Thursday, October 27, 2016

options - What causes the call and put volatility surface to differ?



I currently have a local volatility model that uses the standard Black Scholes assumptions.


When calculating the volatility surface, what causes the difference between the call volatility surface, and the put surface?



Answer



The reason for put and call volatilities to appear different is that the implied vol has been calculated using different drift parameters than those implied by the market.

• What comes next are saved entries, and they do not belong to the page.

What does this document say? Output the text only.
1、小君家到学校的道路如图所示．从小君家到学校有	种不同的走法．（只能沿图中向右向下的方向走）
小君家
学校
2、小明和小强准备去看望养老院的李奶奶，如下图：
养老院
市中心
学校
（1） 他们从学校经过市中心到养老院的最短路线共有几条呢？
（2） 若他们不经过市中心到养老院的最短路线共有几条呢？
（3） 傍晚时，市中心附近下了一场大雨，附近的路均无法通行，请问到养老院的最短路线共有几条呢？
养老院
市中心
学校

Let's take everything in the model as given except the interest rate $r$ and the volatility $\sigma$. For European options we have the Black-Scholes formula for put and call values $V_{P,C}$


$$ V_{P,C}=BS_{P,C}(r,\sigma) $$


Now, although it is common practice to run this equation backwards to "imply" the volatility $\sigma$


$$ \sigma_{\text{Imp}} = BS^{-1}_{\sigma}(r,V) $$


we can see that from a mathematical point of view we could imply $r$ instead


$$ r_{\text{Imp}} = BS^{-1}_{r}(\sigma,V). $$



Obviously, using a different $r$ affect options prices and therefore implied volatilities.


Consider now the consequences of receiving prices from someone using the Black-Scholes model. For concreteness I will take $T=1, K=S=100$ and no carry cost. Let's say you think $r=1\%$. I give you put and call prices of $7.95$ and $11.80$. You will get a put vol of $21.3\%$ and a call vol of $28.6\%$. Seem familiar?

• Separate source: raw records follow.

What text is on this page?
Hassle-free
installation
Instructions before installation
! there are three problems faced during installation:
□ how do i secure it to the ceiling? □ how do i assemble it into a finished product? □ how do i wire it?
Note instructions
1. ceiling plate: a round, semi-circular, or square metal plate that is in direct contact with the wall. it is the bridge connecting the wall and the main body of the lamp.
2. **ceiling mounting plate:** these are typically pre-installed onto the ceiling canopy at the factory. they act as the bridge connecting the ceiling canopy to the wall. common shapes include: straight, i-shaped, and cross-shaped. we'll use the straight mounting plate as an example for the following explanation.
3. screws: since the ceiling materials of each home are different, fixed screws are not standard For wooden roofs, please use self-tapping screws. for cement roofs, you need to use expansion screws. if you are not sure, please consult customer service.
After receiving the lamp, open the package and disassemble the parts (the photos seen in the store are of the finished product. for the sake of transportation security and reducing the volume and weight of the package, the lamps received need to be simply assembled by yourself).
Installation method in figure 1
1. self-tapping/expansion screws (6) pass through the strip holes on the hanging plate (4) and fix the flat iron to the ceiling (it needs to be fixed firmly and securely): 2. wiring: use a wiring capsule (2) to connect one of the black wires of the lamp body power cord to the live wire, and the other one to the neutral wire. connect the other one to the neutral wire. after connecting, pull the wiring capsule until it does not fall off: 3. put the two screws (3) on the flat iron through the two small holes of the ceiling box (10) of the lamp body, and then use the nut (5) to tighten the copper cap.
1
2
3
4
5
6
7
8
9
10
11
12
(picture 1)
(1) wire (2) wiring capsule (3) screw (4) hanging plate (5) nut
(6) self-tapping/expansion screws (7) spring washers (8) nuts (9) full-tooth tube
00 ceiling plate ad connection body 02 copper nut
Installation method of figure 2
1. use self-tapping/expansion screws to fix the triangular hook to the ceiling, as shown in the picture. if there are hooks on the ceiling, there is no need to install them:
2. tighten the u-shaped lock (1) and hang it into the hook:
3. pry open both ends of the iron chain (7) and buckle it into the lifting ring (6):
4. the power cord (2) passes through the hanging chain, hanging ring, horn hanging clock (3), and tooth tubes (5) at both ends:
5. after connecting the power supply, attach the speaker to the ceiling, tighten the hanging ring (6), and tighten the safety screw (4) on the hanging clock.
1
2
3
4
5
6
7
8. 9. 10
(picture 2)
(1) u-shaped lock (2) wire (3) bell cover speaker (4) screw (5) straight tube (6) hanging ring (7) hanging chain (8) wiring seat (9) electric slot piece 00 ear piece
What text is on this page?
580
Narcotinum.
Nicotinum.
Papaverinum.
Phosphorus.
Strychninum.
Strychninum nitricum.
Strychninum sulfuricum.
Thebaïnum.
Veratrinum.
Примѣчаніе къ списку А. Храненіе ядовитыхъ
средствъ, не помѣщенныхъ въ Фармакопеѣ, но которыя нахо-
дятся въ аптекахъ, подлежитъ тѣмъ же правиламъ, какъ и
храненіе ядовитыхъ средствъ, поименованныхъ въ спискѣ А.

That's because I actually generated those prices using $r=4\%$. If you had used the same drift parameter $r$ as I had employed, you would have computed both volatilities to be $25\%$.

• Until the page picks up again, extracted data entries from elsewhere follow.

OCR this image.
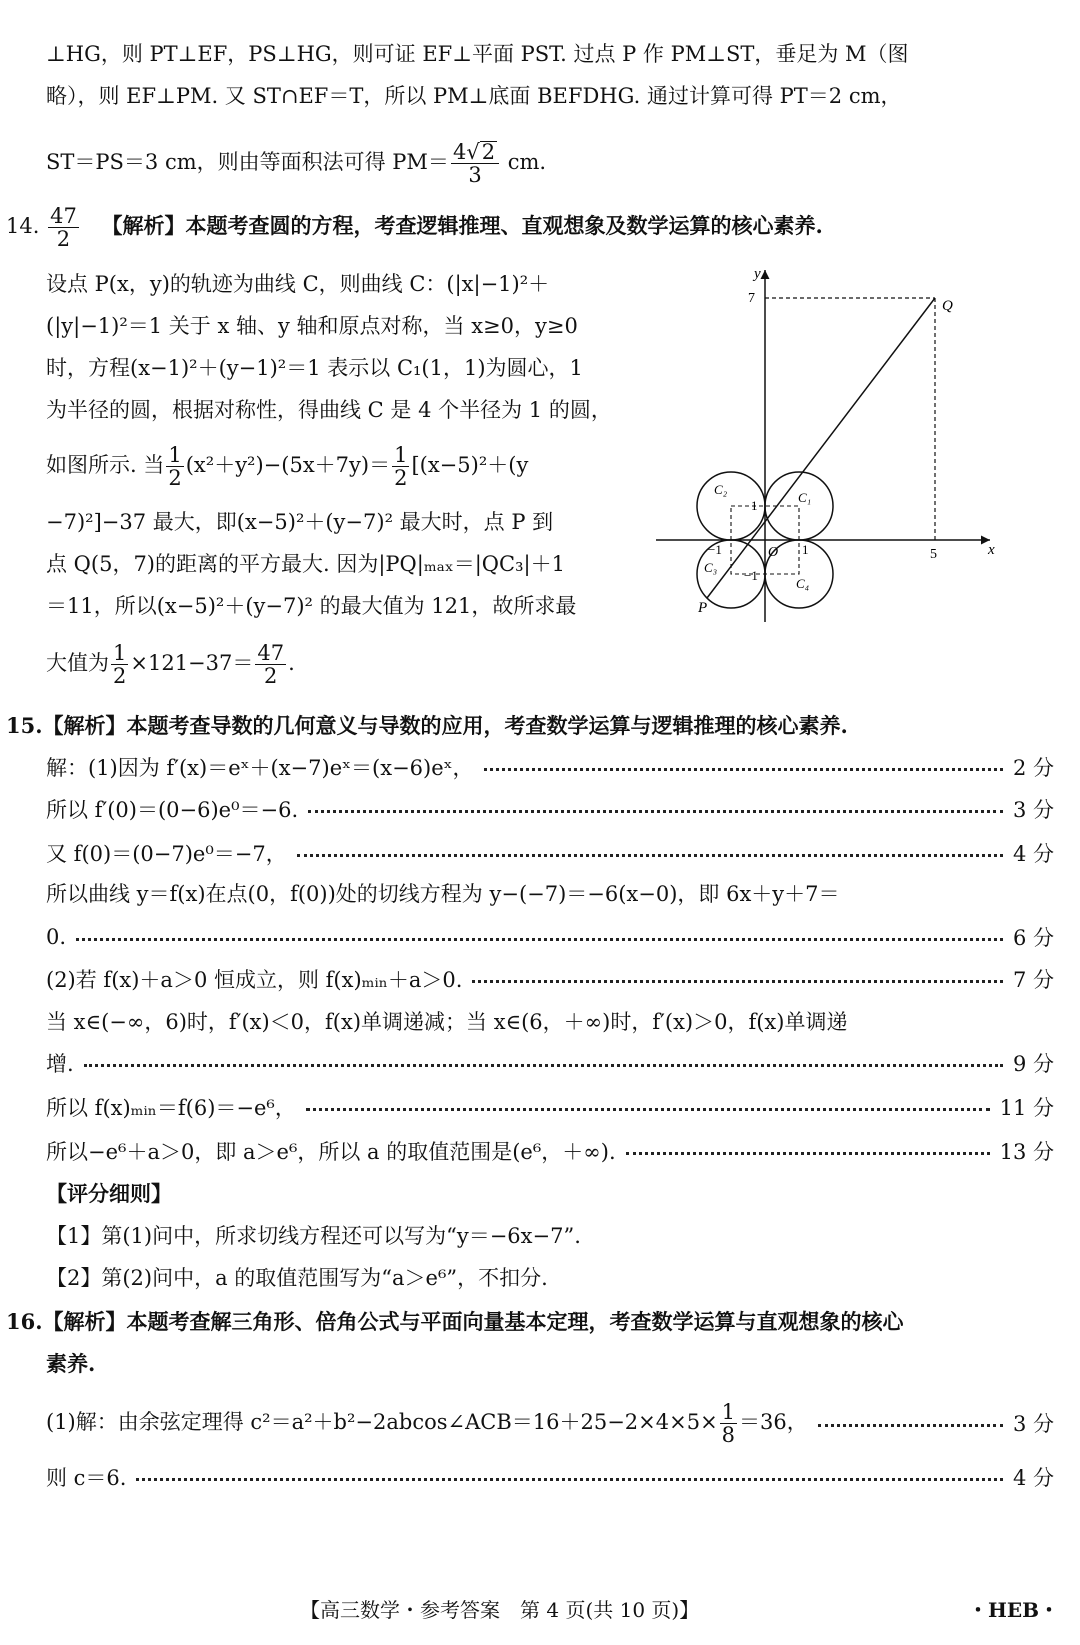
⊥HG，则 PT⊥EF，PS⊥HG，则可证 EF⊥平面 PST. 过点 P 作 PM⊥ST，垂足为 M（图
略），则 EF⊥PM. 又 ST∩EF＝T，所以 PM⊥底面 BEFDHG. 通过计算可得 PT＝2 cm，
ST＝PS＝3 cm，则由等面积法可得 $PM= \frac{4√2}{3}$ cm.
14. $\frac{47}{2}$ 【解析】本题考查圆的方程，考查逻辑推理、直观想象及数学运算的核心素养.
设点 P(x，y)的轨迹为曲线 C，则曲线 C：(|x|−1)²＋
(|y|−1)²＝1 关于 x 轴、y 轴和原点对称，当 x≥0，y≥0
时，方程(x−1)²＋(y−1)²＝1 表示以 C₁(1，1)为圆心，1
为半径的圆，根据对称性，得曲线 C 是 4 个半径为 1 的圆，
如图所示. 当 $\frac{1}{2} (x^2+y^2)-(5x+7y)= \frac{1}{2} [(x-5)^2+(y$
−7)²]−37 最大，即(x−5)²＋(y−7)² 最大时，点 P 到
点 Q(5，7)的距离的平方最大. 因为|PQ|ₘₐₓ＝|QC₃|＋1
＝11，所以(x−5)²＋(y−7)² 的最大值为 121，故所求最
大值为 $\frac{1}{2} \times 121-37= \frac{47}{2}$ .
y
x
7
5
Q
P
O
C₁
C₂
C₃
C₄
1
1
−1
−1
15.【解析】本题考查导数的几何意义与导数的应用，考查数学运算与逻辑推理的核心素养.
解：(1)因为 f′(x)＝eˣ＋(x−7)eˣ＝(x−6)eˣ，	2 分
所以 f′(0)＝(0−6)e⁰＝−6.	3 分
又 f(0)＝(0−7)e⁰＝−7，	4 分
所以曲线 y＝f(x)在点(0，f(0))处的切线方程为 y−(−7)＝−6(x−0)，即 6x＋y＋7＝
0.	6 分
(2)若 f(x)＋a＞0 恒成立，则 f(x)ₘᵢₙ＋a＞0.	7 分
当 x∈(−∞，6)时，f′(x)＜0，f(x)单调递减；当 x∈(6，＋∞)时，f′(x)＞0，f(x)单调递
增.	9 分
所以 f(x)ₘᵢₙ＝f(6)＝−e⁶，	11 分
所以−e⁶＋a＞0，即 a＞e⁶，所以 a 的取值范围是(e⁶，＋∞).	13 分
【评分细则】
【1】第(1)问中，所求切线方程还可以写为“y＝−6x−7”.
【2】第(2)问中，a 的取值范围写为“a＞e⁶”，不扣分.
16.【解析】本题考查解三角形、倍角公式与平面向量基本定理，考查数学运算与直观想象的核心
素养.
(1)解：由余弦定理得 c²＝a²＋b²−2abcos∠ACB＝16＋25−2×4×5× $\frac{1}{8} =36$，	3 分
则 c＝6.	4 分
【高三数学・参考答案　第 4 页(共 10 页)】	・HEB・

Generally, risk-free interest rates are not too hard to pin down, but we have other effects on drift where the parameters are not so obvious. This includes dividends, borrow costs and funding costs. Each of these terms is typically treated as a deterministic "carry cost" but even in the simple case of European options it is not necessarily clear what values should be used for them.


So to your answer your question, the difference between put and call volatility surfaces is a symptom of your drift parameters failing to match those of the market.